Встал перед тем на колени. Его голос дрожал, а говорил с надрывом. Извор пытался достучаться до брата, закрывшему клеть своего сердца. Он приник к тому так близко насколько было это возможно. Взгляд Извора был взволнованным, а глаза перескакивали с одного мирославового глаза на другой.
— Мир, посмотри на меня. Ну посмотри же! Помнишь? Помнишь, я говорил тебе, что никогда не предам? Помнишь? Мир! Мир!
— Никогда не предашь, говоришь? — едко спросил Военег, спускаясь в подклеть. — А мне обратное сказывал?
— Отец? — Извор поднялся, пытаясь выглядеть как можно более непоколебимым.
Военег ступил на глиняный пол и медленно подошёл к братьям. С надмением оглядел обоих и с не меньшим презрением прошипел сыну:
— Или уже забыл, как клялся мне, что послушным будешь? А? Ну коли так, я и о своём обещании тоже забуду.
Не оборачиваясь выставил в сторону руку ладонью вверх, на которую Гостомысл положил что-то. Глаза Мира вспыхнули, когда в серости подклети разглядел маленький ножичек с серебряной рукоятью и алой россыпью рубинов по ней. Мирослав узнав ножичек Сороки, еле слышно проговорил:
— Откуда это у тебя?
— У Извора одолжил, — будто между прочим буркнул Военег. — А что он тебе не сказал? Она мной ему обещана была за верность. Только смотрю, что сын мой не особо желает свою клятву выполнять — вот думаю наведаться в избушку охотничью.
Извор испариной покрылся, липкий страх под рубахами хребет холодит.
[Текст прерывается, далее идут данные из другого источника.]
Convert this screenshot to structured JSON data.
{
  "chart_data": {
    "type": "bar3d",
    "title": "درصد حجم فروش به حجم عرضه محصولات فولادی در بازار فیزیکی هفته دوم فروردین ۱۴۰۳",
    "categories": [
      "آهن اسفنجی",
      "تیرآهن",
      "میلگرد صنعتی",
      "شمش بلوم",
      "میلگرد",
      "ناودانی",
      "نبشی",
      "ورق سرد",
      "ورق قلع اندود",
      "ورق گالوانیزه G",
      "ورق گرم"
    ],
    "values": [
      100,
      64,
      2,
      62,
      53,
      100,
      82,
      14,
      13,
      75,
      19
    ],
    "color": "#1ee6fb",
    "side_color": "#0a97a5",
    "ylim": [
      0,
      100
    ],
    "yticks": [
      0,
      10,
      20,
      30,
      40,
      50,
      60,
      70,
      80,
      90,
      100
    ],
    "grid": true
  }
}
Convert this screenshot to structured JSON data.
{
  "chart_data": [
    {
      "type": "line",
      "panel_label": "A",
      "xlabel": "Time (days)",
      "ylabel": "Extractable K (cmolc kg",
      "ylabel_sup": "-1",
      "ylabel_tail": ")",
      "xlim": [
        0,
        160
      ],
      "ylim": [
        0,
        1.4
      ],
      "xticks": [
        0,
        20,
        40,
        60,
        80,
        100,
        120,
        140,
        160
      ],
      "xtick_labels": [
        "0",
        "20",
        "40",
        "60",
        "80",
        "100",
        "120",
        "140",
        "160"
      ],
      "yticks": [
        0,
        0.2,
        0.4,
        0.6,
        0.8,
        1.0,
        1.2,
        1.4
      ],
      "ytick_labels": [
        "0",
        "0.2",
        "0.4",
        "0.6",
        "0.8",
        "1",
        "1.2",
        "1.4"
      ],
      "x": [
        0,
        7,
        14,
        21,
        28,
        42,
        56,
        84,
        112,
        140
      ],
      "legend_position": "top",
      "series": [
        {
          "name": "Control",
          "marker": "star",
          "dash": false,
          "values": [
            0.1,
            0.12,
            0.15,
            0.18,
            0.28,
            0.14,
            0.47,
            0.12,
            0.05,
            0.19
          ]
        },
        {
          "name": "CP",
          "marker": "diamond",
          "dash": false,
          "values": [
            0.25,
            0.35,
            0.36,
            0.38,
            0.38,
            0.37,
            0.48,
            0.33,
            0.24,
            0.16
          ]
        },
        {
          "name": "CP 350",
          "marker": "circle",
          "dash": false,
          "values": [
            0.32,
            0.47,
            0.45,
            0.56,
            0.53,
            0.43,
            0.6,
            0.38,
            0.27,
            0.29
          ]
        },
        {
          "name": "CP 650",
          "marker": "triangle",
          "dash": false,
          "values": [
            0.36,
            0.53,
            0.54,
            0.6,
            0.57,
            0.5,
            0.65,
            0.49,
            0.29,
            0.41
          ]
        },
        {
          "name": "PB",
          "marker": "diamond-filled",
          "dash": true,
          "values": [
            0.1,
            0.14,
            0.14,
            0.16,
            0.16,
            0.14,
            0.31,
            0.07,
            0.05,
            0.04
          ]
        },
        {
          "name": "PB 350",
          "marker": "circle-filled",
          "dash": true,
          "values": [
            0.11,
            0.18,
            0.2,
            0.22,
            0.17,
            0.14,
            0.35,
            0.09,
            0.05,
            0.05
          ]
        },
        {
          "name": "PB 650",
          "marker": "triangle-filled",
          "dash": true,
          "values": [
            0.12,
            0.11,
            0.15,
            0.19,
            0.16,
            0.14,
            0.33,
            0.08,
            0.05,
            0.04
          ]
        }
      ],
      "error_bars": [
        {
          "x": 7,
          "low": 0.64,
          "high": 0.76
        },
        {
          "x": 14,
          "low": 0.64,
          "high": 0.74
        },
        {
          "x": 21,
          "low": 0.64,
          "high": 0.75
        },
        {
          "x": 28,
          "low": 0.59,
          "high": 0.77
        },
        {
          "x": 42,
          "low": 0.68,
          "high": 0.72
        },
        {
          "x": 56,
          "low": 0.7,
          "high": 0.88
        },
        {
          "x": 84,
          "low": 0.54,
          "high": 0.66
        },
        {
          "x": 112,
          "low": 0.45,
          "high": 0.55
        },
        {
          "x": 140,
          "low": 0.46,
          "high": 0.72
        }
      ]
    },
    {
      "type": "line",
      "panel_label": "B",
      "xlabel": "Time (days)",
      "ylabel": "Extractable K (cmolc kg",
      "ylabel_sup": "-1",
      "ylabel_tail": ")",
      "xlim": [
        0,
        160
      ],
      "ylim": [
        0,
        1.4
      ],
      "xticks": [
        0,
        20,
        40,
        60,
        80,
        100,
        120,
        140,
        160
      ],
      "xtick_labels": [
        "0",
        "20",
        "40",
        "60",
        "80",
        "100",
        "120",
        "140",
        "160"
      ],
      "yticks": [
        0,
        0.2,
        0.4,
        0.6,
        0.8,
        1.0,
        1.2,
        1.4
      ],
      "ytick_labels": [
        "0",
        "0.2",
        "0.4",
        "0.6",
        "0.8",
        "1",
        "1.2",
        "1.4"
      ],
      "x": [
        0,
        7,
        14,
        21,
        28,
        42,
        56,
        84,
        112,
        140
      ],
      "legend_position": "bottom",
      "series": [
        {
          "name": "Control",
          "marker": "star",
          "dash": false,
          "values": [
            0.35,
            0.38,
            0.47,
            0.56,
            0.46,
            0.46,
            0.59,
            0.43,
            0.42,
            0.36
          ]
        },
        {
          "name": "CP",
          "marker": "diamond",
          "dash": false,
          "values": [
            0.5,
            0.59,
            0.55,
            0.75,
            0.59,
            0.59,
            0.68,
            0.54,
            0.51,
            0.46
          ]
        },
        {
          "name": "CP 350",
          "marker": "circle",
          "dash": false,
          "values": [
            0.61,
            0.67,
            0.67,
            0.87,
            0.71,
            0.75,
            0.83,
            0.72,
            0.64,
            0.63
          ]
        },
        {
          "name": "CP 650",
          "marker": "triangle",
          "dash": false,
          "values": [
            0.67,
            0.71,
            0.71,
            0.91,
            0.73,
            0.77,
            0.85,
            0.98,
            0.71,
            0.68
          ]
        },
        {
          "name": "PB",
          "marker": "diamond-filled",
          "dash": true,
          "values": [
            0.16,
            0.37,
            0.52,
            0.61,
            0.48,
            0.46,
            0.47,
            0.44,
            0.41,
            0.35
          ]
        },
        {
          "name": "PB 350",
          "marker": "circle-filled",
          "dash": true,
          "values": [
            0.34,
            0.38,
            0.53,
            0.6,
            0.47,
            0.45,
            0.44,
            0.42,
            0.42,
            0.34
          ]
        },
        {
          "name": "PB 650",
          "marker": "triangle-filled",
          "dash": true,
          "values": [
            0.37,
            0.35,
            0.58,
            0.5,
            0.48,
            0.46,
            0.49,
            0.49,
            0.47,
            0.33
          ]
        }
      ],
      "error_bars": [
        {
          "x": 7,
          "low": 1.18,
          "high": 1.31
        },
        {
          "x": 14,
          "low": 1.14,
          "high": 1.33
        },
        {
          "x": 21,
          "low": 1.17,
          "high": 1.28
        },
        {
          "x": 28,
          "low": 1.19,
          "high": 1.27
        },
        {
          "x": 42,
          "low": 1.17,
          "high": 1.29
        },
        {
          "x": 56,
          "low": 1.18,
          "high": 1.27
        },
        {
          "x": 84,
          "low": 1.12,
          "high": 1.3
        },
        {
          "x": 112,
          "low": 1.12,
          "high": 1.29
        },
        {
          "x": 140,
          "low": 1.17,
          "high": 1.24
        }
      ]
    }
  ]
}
Сглотнул судорожно. Вчера после бани ножичек найти не мог, думал что обронил где. Вон оно значит как, по отцовской указке досмотрел вещи его кто верно. А Военег в руках ножичек крутит, остриём из под ногтей грязь убирает.
— А сказал мне, что убежала, — Военег у сына небрежно испрашивает.
Извор и сказать против ничего не смеет — недавно двух охотников неподалёку от избушки видел — верно они и донесли.
— Или ты удумал за моей спиной свои дела проворачивать?
— Что ты с ней сделал? — яриться Мир начал.
— Я? Ничего, — равнодушно пожал плечами наместник. — А вот Извор верно тешится. Кричит больно громко только — не хуже тебя.
Гневом глаза булатные налились. Не могли Мира удержать теперь даже тенёта. С рыканьем подобным зверю дикому на ноги встать стремиться, да нет возможности — дружинники подлетели, того унимают своими способами.
— Стерва, — сквозь удары полновесные Мирослав буйствует пуще прежнего.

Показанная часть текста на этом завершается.